UK Tax: Osborne Should Cut Tax, Health Spending, Reform Says
U.K. Chancellor of the Exchequer George Osborne should cut funding for health, education and jobless benefits and reduce taxes for the rich in his emergency budget next week, the Reform research institute said.
Reform, which includes lawmakers on its advisory board from both the Conservative and Liberal Democrat parties that make up the U.K.'s governing coalition, said the chancellor should also increase sales tax on children's clothes and food while means- testing or cutting benefits for families and the elderly.
"Tackling the deficit will be an undeniably painful process given the size of the deficit, the inefficiency of the public sector and the overreach of the government," Andrew Haldenby, Reform's director, said in an e-mailed statement. "The pain should be shared across society."
Prime Minister David Cameron pledged before the May 6 election that brought him to power to protect spending on the National Health Service and overseas aid, while the Liberal Democrats argued that no area of government expenditure should be out-of-bounds. Osborne will announce his emergency budget on June 22.
Middle-class families receive 31 billion pounds ($46 billion) in welfare through programs including universal child benefit, the winter fuel allowance for pensioners and statutory maternity pay, Reform said today in its report, "Taking the Tough Choices." There is "an immediate need to claw back these benefits to lower the overall costs of welfare," to help cut the near-record 155 billion-pound deficit.
Bigger Hole
The new Office for Budget Responsibility said June 14 that Britain has a bigger budget hole to fill than the previous Labour government forecast. Reform said its proposals would almost close the 82 billion-pound shortfall foreseen by Labour in 2014.
Abolishing the 50 percent top tax rate on earnings over 150,000 pounds and reinstating pension tax relief for high earners would make Britain a more attractive investment location for global companies, the report said. It drew on models developed by Canada, New Zealand and Ireland in tackling their deficits.

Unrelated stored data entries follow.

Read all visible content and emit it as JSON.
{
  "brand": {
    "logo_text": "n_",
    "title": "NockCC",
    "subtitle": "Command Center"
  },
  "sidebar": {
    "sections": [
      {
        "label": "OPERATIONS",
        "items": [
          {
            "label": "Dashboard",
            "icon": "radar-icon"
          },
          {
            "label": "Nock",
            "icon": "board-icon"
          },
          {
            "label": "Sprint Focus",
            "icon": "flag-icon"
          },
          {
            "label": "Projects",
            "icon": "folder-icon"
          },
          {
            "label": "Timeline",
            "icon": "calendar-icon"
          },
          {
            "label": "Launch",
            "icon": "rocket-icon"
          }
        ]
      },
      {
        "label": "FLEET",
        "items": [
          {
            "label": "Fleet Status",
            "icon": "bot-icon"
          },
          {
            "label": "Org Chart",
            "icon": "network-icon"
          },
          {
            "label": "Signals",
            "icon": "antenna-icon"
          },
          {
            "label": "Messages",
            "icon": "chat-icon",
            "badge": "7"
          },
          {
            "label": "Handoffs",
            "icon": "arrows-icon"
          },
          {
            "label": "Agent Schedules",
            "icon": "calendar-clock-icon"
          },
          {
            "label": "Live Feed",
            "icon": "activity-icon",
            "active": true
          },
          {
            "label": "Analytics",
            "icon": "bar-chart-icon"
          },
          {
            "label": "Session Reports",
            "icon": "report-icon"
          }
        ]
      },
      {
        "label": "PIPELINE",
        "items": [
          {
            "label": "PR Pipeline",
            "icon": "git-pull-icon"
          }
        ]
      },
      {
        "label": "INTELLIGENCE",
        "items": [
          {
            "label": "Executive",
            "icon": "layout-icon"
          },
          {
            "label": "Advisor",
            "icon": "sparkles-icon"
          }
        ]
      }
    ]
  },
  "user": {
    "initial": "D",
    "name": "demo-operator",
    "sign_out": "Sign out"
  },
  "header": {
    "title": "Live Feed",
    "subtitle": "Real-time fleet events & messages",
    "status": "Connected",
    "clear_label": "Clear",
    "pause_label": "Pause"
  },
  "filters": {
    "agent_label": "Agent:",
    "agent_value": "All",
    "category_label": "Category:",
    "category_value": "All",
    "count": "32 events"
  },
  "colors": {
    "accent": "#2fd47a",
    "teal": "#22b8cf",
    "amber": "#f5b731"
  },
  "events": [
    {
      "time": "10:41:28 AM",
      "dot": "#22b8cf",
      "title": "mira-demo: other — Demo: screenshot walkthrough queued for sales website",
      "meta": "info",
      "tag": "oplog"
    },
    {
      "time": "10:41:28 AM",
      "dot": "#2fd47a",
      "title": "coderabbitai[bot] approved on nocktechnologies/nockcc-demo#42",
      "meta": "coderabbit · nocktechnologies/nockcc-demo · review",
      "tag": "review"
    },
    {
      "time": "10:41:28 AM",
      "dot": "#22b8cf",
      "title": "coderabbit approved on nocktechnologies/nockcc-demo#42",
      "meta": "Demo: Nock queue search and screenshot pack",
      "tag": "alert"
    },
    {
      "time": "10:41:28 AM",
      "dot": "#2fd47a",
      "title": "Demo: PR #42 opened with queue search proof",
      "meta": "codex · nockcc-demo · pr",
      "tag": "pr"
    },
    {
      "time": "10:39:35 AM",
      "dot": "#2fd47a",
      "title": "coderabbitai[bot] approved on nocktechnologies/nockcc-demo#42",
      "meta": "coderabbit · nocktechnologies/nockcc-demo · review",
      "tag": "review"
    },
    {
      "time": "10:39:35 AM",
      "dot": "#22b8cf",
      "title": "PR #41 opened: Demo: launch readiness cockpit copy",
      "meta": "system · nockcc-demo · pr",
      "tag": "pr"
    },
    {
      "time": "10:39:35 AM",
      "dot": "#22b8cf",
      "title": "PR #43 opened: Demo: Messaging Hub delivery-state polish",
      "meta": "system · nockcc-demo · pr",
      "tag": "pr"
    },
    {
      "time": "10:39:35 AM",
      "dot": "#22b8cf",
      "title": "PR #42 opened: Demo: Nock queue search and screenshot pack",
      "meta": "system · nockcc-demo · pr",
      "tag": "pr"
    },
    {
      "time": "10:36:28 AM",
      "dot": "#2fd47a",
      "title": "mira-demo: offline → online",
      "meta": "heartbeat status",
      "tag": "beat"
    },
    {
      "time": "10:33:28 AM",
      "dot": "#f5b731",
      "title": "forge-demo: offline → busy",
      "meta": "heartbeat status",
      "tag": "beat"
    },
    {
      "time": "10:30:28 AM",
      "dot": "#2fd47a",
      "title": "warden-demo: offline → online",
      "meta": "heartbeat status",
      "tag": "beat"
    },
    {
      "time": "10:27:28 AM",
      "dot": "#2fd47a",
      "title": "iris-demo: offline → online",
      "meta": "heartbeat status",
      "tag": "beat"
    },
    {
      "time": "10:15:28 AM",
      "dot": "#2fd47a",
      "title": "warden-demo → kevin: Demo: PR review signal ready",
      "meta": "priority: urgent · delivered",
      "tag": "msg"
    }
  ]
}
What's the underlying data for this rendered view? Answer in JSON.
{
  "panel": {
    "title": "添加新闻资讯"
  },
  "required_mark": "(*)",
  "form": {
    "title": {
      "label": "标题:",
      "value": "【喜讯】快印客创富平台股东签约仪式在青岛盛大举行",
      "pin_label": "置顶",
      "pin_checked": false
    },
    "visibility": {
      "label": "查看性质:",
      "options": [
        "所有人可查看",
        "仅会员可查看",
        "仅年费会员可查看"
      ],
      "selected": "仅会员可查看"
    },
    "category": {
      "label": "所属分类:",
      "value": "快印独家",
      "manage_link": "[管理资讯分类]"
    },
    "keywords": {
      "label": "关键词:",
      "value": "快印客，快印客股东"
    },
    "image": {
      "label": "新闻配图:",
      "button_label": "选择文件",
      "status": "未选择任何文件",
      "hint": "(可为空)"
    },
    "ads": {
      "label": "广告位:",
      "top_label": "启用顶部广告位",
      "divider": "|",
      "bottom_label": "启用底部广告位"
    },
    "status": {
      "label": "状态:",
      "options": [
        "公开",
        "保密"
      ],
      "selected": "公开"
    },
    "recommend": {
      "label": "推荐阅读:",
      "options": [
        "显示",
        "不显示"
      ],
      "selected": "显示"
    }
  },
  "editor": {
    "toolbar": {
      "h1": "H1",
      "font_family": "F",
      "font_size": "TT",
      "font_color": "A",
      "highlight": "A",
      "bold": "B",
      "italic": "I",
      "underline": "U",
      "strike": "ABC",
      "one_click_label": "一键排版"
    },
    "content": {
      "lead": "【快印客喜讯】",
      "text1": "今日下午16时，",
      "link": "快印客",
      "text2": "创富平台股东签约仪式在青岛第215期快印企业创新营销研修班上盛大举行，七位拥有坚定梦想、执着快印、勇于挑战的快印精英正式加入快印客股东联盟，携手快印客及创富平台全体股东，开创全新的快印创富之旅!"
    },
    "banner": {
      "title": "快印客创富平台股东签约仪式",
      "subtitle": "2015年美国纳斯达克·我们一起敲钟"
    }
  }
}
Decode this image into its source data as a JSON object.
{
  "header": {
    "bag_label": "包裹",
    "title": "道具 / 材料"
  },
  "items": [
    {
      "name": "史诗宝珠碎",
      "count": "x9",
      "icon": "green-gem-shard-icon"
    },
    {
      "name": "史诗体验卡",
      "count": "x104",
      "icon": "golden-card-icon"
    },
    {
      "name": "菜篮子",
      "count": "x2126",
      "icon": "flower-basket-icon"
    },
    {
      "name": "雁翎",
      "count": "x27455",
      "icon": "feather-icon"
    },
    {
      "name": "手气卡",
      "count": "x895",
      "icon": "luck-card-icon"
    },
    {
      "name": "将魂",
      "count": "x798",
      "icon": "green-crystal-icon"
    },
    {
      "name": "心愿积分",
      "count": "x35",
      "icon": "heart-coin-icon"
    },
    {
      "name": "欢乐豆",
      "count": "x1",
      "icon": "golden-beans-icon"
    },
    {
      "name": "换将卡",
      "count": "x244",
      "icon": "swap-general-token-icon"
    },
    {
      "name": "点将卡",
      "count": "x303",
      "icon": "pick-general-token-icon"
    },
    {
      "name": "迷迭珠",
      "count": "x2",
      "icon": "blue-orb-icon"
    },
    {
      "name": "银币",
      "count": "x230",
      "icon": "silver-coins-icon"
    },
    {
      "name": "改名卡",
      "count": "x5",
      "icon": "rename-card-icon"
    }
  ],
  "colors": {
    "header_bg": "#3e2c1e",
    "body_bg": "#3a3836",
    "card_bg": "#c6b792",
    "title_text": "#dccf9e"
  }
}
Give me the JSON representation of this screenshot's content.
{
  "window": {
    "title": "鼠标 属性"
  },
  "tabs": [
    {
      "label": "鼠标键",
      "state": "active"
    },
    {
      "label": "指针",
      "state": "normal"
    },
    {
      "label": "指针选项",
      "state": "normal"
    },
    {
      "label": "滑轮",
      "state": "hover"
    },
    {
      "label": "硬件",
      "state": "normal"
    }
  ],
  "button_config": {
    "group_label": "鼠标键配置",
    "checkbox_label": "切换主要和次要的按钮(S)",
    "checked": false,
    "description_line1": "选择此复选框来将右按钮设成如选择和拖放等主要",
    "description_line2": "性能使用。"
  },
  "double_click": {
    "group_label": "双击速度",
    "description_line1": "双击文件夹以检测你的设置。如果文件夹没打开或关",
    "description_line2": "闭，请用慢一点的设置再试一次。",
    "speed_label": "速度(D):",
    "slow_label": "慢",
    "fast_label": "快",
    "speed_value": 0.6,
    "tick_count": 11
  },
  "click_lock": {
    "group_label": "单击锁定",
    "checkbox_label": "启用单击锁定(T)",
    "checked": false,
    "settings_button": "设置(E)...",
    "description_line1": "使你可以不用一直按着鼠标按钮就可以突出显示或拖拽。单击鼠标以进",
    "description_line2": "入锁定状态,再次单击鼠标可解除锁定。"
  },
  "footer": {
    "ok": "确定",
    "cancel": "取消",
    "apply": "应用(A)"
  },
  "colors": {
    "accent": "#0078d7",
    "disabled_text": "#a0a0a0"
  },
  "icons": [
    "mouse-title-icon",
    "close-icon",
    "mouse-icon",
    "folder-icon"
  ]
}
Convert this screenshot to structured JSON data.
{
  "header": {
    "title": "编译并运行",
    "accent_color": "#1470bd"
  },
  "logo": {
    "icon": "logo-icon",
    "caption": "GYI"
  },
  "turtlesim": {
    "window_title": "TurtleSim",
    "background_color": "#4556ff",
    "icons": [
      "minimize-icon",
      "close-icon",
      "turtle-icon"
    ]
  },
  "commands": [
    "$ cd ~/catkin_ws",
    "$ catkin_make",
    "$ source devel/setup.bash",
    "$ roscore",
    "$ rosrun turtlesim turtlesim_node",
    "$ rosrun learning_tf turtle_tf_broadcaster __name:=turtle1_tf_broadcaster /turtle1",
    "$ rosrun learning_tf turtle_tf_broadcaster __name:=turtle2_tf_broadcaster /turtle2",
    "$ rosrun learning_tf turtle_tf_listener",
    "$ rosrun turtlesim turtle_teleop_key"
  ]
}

"Because the cuts were sharp and deep they worked," Paul Martin, who was Canada's finance minister when the country reduced its public debt by 20 percentage points of economic output in the 1990s, wrote in a foreword to the report. "The vicious circle turned virtuous and the positive payback was not long in coming."
Health Trimmings
Osborne should trim 20 billion pounds of spending in the National Health Service, 18 billion pounds from government and the police and 12 billion pounds from spending on schools and universities in the next four years, the report said. Savings would come through greater efficiency and more use of the private sector to deliver services.
Labor unions said such cuts risk plunging the U.K. into a double-dip recession by choking off fragile economic growth. The government should raise taxes for the most wealthy and work for an international strategy for growth, said Brendan Barber, general secretary of the Trades Union Congress.
"Voters did not vote for cuts in health, education, pensions, the police and for privatizing the road under their feet," Barber said in an e-mailed statement. "The cuts program increasingly looks less like economics and more like a political project to restructure the state and roll back support for not just the poor and vulnerable but the services on which middle- income Britain depends."
A TUC report, entitled "All Pain No Gain: The Case Against Cuts," said Canada's deficit-reduction program was successful because there was a growing global economy, not because of spending cuts. Economic expansion is the only way to tackle the deficit, it concluded.
Evidence from Canada, the U.K. in the 1980s and Ireland since 2008 shows the cuts caused a decline in public services, rising unemployment and increased suffering for the most vulnerable, the TUC report said.